Um dos sócios russos da empreitada, Serguei Gontcharov afirma que reduzir as importações é tão importante para o governo que os subsídios cobrem um de cada quatro dólares injetados no projeto.

“Em um gado como o nosso, uma vaca custa de US$ 3 mil a US$ 4 mil, e os touros, de US$ 6 mil a US$ 8 mil”, diz Gontcharov. Parte do valor está relacionado aos custos do transporte, que foi feito por avião ou navio a partir da Europa, da Austrália ou da América. “A esses preços, podemos facilmente pagar o banco e até mesmo lucrar [com a venda]”, completa.

Técnica americana

Sputnik, a empresa de Gontcharov nos entornos de São Petersburgo, já está envolvida no processo de transferência de embriões de gado e fertilização in vitro. “Queriam o melhor da tecnologia e dos recursos, mas o que eles precisavam mesmo era de gestão, talvez até mais do que o gado vivo em si”, diz Stevenson.

A fazenda tem três veterinários qualificados, mas alguns dos camponeses nunca trabalharam com gado antes. Depois de um mês no serviço, entretanto, o russo Leonid já se apresenta como caubói.

“É a primeira vez que faço esse trabalho. Quando as vacas começam a dar cria, nós as trazemos para dentro e tomamos conta delas. Se os bezerros adoecem, nós os aquecemos”, conta entusiasmado.

O chefe dos veterinários, Aleksandr Narítsin, admite que teria sido impossível tomar conta do rebanho sem a ajuda estrangeira.

Desafio de caubói

No início de dezembro não havia praticamente nada na região. Agora, mais de 900 bezerros já nasceram na fazenda.

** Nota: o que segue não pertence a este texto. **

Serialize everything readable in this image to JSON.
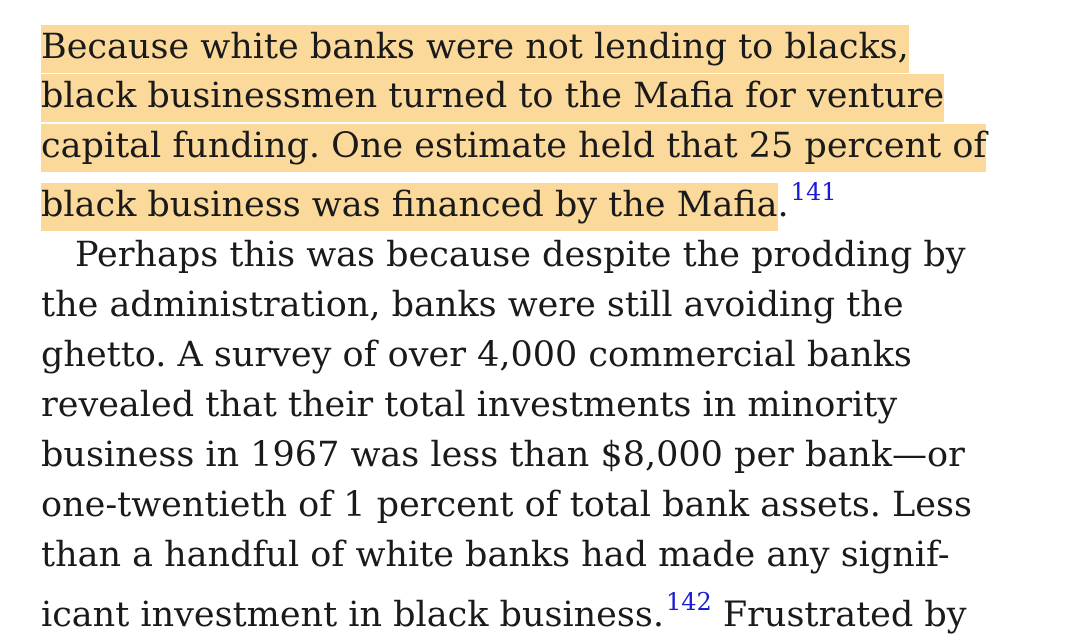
{
  "paragraph1": {
    "line1": " Because white banks were not lending to blacks,",
    "line2": "black businessmen turned to the Mafia for venture",
    "line3": "capital funding. One estimate held that 25 percent of",
    "line4": "black business was financed by the Mafia",
    "line4_end": ".",
    "footnote": "141"
  },
  "paragraph2": {
    "line1": "Perhaps this was because despite the prodding by",
    "line2": "the administration, banks were still avoiding the",
    "line3": "ghetto. A survey of over 4,000 commercial banks",
    "line4": "revealed that their total investments in minority",
    "line5": "business in 1967 was less than $8,000 per bank—or",
    "line6": "one-twentieth of 1 percent of total bank assets. Less",
    "line7": "than a handful of white banks had made any signif-",
    "line8": "icant investment in black business.",
    "footnote": "142",
    "line8_tail": " Frustrated by"
  },
  "colors": {
    "highlight": "#fbd99a",
    "footnote_link": "#1a1ad6",
    "text": "#1a1a1a"
  }
}
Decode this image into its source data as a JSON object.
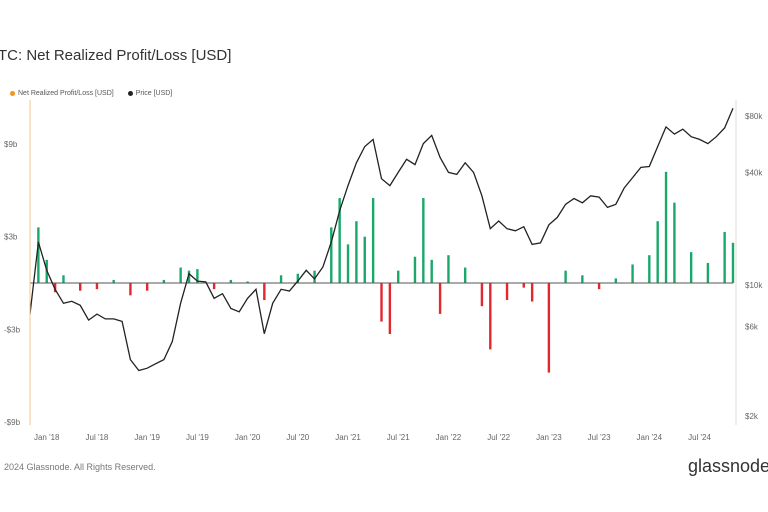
{
  "header": {
    "title": "TC: Net Realized Profit/Loss [USD]"
  },
  "legend": {
    "items": [
      {
        "label": "Net Realized Profit/Loss [USD]",
        "color": "#f7931a"
      },
      {
        "label": "Price [USD]",
        "color": "#222222"
      }
    ]
  },
  "footer": {
    "copyright": "2024 Glassnode. All Rights Reserved.",
    "brand": "glassnode"
  },
  "chart_data": {
    "type": "bar",
    "x_ticks": [
      "Jan '18",
      "Jul '18",
      "Jan '19",
      "Jul '19",
      "Jan '20",
      "Jul '20",
      "Jan '21",
      "Jul '21",
      "Jan '22",
      "Jul '22",
      "Jan '23",
      "Jul '23",
      "Jan '24",
      "Jul '24"
    ],
    "y_left_ticks": [
      "$9b",
      "$3b",
      "-$3b",
      "-$9b"
    ],
    "y_left_values": [
      9,
      3,
      -3,
      -9
    ],
    "y_left_range": [
      -9,
      10
    ],
    "y_right_ticks": [
      "$80k",
      "$40k",
      "$10k",
      "$6k",
      "$2k"
    ],
    "y_right_values": [
      80000,
      40000,
      10000,
      6000,
      2000
    ],
    "y_right_scale": "log",
    "x_range": [
      "2017-11",
      "2024-11"
    ],
    "series": [
      {
        "name": "Net Realized Profit/Loss [USD]",
        "unit": "billion USD",
        "positive_color": "#1aa86a",
        "negative_color": "#e0282e",
        "x": [
          "2017-12",
          "2018-01",
          "2018-02",
          "2018-03",
          "2018-05",
          "2018-07",
          "2018-09",
          "2018-11",
          "2019-01",
          "2019-03",
          "2019-05",
          "2019-06",
          "2019-07",
          "2019-09",
          "2019-11",
          "2020-01",
          "2020-03",
          "2020-05",
          "2020-07",
          "2020-09",
          "2020-11",
          "2020-12",
          "2021-01",
          "2021-02",
          "2021-03",
          "2021-04",
          "2021-05",
          "2021-06",
          "2021-07",
          "2021-09",
          "2021-10",
          "2021-11",
          "2021-12",
          "2022-01",
          "2022-03",
          "2022-05",
          "2022-06",
          "2022-08",
          "2022-10",
          "2022-11",
          "2023-01",
          "2023-03",
          "2023-05",
          "2023-07",
          "2023-09",
          "2023-11",
          "2024-01",
          "2024-02",
          "2024-03",
          "2024-04",
          "2024-06",
          "2024-08",
          "2024-10",
          "2024-11"
        ],
        "values": [
          3.6,
          1.5,
          -0.6,
          0.5,
          -0.5,
          -0.4,
          0.2,
          -0.8,
          -0.5,
          0.2,
          1.0,
          0.8,
          0.9,
          -0.4,
          0.2,
          0.1,
          -1.1,
          0.5,
          0.6,
          0.8,
          3.6,
          5.5,
          2.5,
          4.0,
          3.0,
          5.5,
          -2.5,
          -3.3,
          0.8,
          1.7,
          5.5,
          1.5,
          -2.0,
          1.8,
          1.0,
          -1.5,
          -4.3,
          -1.1,
          -0.3,
          -1.2,
          -5.8,
          0.8,
          0.5,
          -0.4,
          0.3,
          1.2,
          1.8,
          4.0,
          7.2,
          5.2,
          2.0,
          1.3,
          3.3,
          2.6
        ]
      },
      {
        "name": "Price [USD]",
        "unit": "USD",
        "color": "#222222",
        "x": [
          "2017-11",
          "2017-12",
          "2018-01",
          "2018-02",
          "2018-03",
          "2018-04",
          "2018-05",
          "2018-06",
          "2018-07",
          "2018-08",
          "2018-09",
          "2018-10",
          "2018-11",
          "2018-12",
          "2019-01",
          "2019-02",
          "2019-03",
          "2019-04",
          "2019-05",
          "2019-06",
          "2019-07",
          "2019-08",
          "2019-09",
          "2019-10",
          "2019-11",
          "2019-12",
          "2020-01",
          "2020-02",
          "2020-03",
          "2020-04",
          "2020-05",
          "2020-06",
          "2020-07",
          "2020-08",
          "2020-09",
          "2020-10",
          "2020-11",
          "2020-12",
          "2021-01",
          "2021-02",
          "2021-03",
          "2021-04",
          "2021-05",
          "2021-06",
          "2021-07",
          "2021-08",
          "2021-09",
          "2021-10",
          "2021-11",
          "2021-12",
          "2022-01",
          "2022-02",
          "2022-03",
          "2022-04",
          "2022-05",
          "2022-06",
          "2022-07",
          "2022-08",
          "2022-09",
          "2022-10",
          "2022-11",
          "2022-12",
          "2023-01",
          "2023-02",
          "2023-03",
          "2023-04",
          "2023-05",
          "2023-06",
          "2023-07",
          "2023-08",
          "2023-09",
          "2023-10",
          "2023-11",
          "2023-12",
          "2024-01",
          "2024-02",
          "2024-03",
          "2024-04",
          "2024-05",
          "2024-06",
          "2024-07",
          "2024-08",
          "2024-09",
          "2024-10",
          "2024-11"
        ],
        "values": [
          7000,
          17000,
          12000,
          9500,
          8000,
          8200,
          7800,
          6500,
          7000,
          6600,
          6600,
          6400,
          4000,
          3500,
          3600,
          3800,
          4000,
          5000,
          8000,
          11500,
          10500,
          10400,
          8500,
          9000,
          7500,
          7200,
          8500,
          9500,
          5500,
          8000,
          9500,
          9300,
          10500,
          12000,
          10800,
          12500,
          17000,
          25000,
          34000,
          45000,
          55000,
          60000,
          37000,
          34000,
          40000,
          47000,
          44000,
          57000,
          63000,
          48000,
          40000,
          39000,
          45000,
          40000,
          30000,
          20000,
          22000,
          20000,
          19500,
          20500,
          16500,
          16800,
          21000,
          23000,
          27000,
          29000,
          27500,
          30000,
          29500,
          26000,
          27000,
          33000,
          37500,
          42500,
          43000,
          55000,
          70000,
          64000,
          68000,
          62000,
          60000,
          57000,
          62000,
          69000,
          88000
        ]
      }
    ],
    "grid": false,
    "legend_position": "top-left"
  }
}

“Agradecemos imensamente aos norte-americanos. Se não fossem eles, nós estaríamos correndo atrás de uma única vaca o dia todo – eles conseguem trazê-las de volta em 10 minutos”, diz Narítsin. 

Quando o gado chegou de Chicago ao aeroporto Cheremétivo, nos arredores da capital, os funcionários do local não foram tão ágeis.

Stevenson recorda que uma vaca escapou na transferência do Boeing 747 para o caminhão que as levaria ao rancho. O aeroporto ficou fechado para pousos por quase uma hora, até que a fugitiva foi encurralada e levada para dentro do transporte.

Ensinar os colegas russos a cuidar do rebanho foi a parte mais difícil do trabalho para os caubóis. “Quando a oportunidade surgiu, apareceram dois ou três deles sobre seus cavalos em apenas alguns minutos. Tivemos que mostrar a eles como colocar sela em um cavalo – acho que nenhum deles tinha montado realmente antes. Um deles caiu de cabeça no segundo dia”, conta Stevenson.

Para o caubói Dan Conn, nem todo trabalhador rural tem o que é preciso para realizar o trabalho. “Nós somos rancheiros de nascença, pecuaristas, e ensinar alguém que é relativamente novo no ramo, que nunca teve ao seu redor mais que uma vaca leiteira ou alguns porcos e ovelhas, é um grande desafio”, diz.

Já Stevenson vê o empreendimento como uma oportunidade de colaborar para o progresso local, além de uma importante troca de cultura.

“É uma porção do mundo que tem muitos recursos naturais e que é plenamente capaz de fazer isso”, acredita.